All I care about is whether the story is any damned good.

Thrill me, surprise me, make me laugh.

Bust the locks on some of these literary cages. Unshackle authors and readers from the obsolete expectation that demographics is destiny.

Set books free.

Bad Writing: The Six Horsemen of the Writepocalypse

Want to become a better writer? Learn from bad writing: how to spot it, how to fix it and how to prevent the disease from happening in the first place.

Note: All writers, including myself, tend to go overboard at times. As a reformed journalist who now writes speeches, blog posts and novels, I will happily say that I’ve committed every possible writing sin at one time or another–and no, this is not meant to make anyone recycle their Underwood and switch to pottery.

So as a public service, here are the Six Horsemen of the Writepocalypse:

1) The Ivory Tower of Pretentious Poppycock

This comes from never learning that out in the real world, nobody wants to read blog posts, novels or screenplays written in the same dense style of term papers about dialectical materialism.

How to spot it: There is never a short, simple sentence, not when long, insanely complicated ones will do. Pretentious Poppycock will have sentences flavored with giant German words that are too intellectually sophisticated to be translated into English, though schadenfreude has appeared in low-brow venues such as Newsweek often enough to lose all its previous cachet.

Writers of Pretentious Poppycock are actually offended if the masses (a) buy, (b) read or (c) dare to enjoy their work, because that means (d) it is not dense and sophisticated enough and (e) they have therefore failed via mainstream success and must (f) become an elusive recluse working on a new, six-volume masterpiece that will take 26 years to complete.

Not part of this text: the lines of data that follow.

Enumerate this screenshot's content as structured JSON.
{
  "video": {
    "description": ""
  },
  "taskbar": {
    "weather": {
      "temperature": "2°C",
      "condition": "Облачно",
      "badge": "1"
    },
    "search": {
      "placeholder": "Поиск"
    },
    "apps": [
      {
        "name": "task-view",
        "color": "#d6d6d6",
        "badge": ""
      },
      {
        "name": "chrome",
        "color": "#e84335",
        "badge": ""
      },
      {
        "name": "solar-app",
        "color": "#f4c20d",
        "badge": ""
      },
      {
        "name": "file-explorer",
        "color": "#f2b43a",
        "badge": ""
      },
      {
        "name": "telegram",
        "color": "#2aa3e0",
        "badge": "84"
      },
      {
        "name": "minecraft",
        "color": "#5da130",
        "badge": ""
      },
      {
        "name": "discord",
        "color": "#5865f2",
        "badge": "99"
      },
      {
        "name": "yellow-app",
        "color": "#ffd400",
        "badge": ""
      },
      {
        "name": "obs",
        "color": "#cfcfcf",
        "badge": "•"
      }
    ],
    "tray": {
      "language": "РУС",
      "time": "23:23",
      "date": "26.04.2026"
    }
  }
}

2) The Gonzo Kool-Aid Acid Trip

There are subspecies of gonzo, entirely dependent upon which substance the writer employs to destroy his liver: gallons of whiskey, blunts the size of telephone poles or some kind of toxic toad sweat they picked up in Brazil.

The whiskey types tend to go hyper-macho. Their sentences are shorter than Hemingway, because Hemingway was a wussbag nancypants who only watched bullfights. Get in there. Kill a bull, with your bare hands.

This trap is a particular danger for newspaper reporters who decide to write novels.

Another form of gonzo writing happily bounces around through time, since chronological order is for squares — or goes ironic hipster with a 500-page book, written all in haiku, about a retired accountant who makes sculptures out of lint from the dryer.

While the style of writing is completely different than the Ivory Tower of Pretentious Poppycock, gonzos are also typically unhappy if too many of the masses buy, understand or like their work, because that means they sold out and not enough fans took up their suggestion to “steal this book,” though the money does allow them to pay steady rent and purchase a higher class of bourbon and psychedelics.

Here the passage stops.